If we accept that definition, it can develop two problems. First of all, if you are like me, you want to be perfect. Therefore, you beat yourself up when you are not perfect. Otherwise, you realize you cannot be perfect so you tell yourself, “Why try?”

In all of Jesus’ comments, as he talks about discipleship, I think he realizes we are not perfect. He is asking for progress, not perfection.

I have personally observed that progress. I witnessed it at last week’s retreat.

Nancy Christensen observed that what we said, as we wrestled with how God is leading us, is that we don’t want to just serve the community. We want to live in and with the community, that we are part of the community. For example, as we discussed the reality that the southern part of Washington County has a 60% poverty level, one person reminded us that many of them don’t think that they’re poor and that we need to honor and respect where they are as we serve them and they serve us.

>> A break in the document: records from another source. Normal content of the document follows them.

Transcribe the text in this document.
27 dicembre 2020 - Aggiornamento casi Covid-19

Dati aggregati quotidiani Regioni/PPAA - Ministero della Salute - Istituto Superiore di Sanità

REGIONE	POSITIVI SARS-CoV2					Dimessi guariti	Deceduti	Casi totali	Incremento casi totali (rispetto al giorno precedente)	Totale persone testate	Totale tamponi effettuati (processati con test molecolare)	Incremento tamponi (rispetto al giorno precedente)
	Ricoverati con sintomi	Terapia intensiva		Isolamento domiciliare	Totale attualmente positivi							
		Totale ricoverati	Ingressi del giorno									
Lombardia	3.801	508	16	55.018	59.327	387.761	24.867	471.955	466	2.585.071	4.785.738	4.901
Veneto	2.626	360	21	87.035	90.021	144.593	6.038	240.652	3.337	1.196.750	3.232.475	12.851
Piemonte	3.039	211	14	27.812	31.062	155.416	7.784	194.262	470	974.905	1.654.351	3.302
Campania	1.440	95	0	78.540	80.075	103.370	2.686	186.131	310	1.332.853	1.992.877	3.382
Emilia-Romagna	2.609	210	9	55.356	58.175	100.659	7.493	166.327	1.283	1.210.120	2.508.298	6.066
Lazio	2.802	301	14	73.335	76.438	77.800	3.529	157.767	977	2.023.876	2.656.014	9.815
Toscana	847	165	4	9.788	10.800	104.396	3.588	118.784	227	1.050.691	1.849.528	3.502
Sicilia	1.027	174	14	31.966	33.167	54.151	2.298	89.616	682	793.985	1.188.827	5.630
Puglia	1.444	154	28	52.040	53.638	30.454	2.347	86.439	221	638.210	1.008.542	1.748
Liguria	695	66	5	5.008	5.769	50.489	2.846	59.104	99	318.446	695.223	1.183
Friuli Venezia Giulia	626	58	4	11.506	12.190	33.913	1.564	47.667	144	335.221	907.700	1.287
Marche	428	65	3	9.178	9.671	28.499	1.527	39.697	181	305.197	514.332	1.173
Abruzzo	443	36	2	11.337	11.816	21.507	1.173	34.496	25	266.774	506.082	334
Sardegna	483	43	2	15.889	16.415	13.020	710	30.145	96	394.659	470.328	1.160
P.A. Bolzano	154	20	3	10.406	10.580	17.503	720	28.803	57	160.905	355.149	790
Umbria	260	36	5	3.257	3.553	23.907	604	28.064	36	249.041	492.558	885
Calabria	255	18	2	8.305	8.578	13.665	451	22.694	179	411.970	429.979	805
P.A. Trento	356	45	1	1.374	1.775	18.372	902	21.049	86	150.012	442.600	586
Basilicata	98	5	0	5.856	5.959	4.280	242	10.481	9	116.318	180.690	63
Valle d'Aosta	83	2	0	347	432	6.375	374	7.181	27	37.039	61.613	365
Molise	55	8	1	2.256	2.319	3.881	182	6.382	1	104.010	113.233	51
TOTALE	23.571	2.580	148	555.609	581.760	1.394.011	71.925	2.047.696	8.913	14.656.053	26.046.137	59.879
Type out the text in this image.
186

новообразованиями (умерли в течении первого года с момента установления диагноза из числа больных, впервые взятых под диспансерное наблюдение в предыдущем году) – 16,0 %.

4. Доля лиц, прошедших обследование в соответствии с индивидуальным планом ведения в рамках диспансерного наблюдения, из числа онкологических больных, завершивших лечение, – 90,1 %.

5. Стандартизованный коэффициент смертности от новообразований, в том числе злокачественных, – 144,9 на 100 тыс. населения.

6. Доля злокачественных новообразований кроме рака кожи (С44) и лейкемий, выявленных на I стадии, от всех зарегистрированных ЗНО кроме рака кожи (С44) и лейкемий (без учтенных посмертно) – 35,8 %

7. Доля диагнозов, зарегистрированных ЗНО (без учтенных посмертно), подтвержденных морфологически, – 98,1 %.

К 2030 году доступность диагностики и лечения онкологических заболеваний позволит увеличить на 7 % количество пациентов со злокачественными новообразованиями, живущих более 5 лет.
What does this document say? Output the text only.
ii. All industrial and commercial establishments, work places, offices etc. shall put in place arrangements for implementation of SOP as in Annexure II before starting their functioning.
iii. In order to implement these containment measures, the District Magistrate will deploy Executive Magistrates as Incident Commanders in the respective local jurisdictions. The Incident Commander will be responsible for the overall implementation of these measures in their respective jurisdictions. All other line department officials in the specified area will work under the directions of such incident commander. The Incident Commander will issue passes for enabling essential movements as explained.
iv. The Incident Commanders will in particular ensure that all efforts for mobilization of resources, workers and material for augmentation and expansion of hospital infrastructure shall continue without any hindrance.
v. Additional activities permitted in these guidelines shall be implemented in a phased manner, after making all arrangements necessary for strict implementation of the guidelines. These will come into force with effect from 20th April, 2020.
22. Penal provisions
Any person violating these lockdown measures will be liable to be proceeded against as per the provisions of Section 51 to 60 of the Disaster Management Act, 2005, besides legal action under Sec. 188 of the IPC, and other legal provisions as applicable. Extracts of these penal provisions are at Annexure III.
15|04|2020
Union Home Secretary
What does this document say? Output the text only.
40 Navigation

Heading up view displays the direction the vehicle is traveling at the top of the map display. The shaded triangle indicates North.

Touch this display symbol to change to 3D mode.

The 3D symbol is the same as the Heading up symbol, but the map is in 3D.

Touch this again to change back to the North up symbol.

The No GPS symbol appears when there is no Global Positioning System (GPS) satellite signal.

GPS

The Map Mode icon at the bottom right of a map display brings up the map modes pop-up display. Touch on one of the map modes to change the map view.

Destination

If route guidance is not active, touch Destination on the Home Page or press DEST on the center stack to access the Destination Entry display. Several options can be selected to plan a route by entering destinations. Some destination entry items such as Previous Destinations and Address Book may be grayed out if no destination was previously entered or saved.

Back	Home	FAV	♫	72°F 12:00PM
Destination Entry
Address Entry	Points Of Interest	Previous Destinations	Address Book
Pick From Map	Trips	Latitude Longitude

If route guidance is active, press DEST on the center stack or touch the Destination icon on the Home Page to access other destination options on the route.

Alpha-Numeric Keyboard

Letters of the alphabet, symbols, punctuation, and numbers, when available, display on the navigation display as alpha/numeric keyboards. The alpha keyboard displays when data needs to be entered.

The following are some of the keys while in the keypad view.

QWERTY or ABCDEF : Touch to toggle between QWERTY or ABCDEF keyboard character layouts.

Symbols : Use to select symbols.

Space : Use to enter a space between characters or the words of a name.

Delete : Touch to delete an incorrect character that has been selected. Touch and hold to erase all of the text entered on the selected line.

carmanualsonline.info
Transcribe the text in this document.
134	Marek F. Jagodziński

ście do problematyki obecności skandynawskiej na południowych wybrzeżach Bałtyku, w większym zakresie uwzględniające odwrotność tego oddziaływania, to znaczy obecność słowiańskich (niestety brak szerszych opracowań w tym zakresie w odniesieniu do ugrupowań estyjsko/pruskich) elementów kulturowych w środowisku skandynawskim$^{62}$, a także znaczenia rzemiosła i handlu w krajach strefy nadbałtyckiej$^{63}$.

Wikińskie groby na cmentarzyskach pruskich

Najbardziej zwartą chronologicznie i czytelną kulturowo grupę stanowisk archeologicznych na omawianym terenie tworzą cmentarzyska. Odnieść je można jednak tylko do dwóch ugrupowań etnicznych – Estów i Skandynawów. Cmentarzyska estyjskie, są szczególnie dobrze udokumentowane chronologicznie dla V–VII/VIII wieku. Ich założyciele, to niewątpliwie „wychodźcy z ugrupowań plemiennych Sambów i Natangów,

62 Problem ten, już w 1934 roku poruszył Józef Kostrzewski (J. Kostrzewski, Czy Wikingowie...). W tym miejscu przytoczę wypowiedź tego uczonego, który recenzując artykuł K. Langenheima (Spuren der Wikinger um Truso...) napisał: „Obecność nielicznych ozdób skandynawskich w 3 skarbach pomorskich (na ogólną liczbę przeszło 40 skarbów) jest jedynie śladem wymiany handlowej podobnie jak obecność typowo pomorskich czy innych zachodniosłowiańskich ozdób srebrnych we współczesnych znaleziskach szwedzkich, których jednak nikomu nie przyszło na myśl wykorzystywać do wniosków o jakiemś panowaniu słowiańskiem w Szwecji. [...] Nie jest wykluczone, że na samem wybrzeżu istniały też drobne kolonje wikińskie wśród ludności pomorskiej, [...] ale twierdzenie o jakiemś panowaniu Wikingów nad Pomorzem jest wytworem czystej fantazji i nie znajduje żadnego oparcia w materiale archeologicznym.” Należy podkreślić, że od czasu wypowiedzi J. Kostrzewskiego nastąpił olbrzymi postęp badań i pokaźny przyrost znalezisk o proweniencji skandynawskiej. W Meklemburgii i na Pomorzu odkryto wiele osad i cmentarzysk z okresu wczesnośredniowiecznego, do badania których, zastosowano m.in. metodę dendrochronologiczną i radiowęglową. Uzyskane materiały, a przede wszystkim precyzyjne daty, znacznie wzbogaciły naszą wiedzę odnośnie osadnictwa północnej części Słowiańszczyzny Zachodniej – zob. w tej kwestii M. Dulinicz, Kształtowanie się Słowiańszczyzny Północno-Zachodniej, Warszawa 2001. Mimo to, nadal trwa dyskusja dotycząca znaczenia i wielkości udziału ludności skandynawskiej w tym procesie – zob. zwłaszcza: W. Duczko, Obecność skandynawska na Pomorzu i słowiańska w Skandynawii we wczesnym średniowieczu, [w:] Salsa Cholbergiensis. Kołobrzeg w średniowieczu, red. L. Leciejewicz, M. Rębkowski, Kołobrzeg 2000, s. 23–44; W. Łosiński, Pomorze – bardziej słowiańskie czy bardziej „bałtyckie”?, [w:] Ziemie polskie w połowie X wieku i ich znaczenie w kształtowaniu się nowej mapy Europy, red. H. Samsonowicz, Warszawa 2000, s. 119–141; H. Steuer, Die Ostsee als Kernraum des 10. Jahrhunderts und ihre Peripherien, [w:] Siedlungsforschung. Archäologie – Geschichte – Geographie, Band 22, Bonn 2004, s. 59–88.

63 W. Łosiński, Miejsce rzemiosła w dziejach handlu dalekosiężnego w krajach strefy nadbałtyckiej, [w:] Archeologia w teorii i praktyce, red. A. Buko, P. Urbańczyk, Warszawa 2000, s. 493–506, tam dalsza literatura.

During the discussion we talked about “growing” the community of faith. One person asked who that included, since all of us there were “lily white.” Does it include people of color, the poor, the blind, the crippled, and the lame, along with brothers, friends, neighbors, and the rich? Does it include such people as the undocumented immigrants and gays and Lesbians? The answer was loud and clear, it includes all people.

In our humility, mutual love continues. In our humility, we are genuinely hospitable. And who knows, we may be entertaining angels unaware.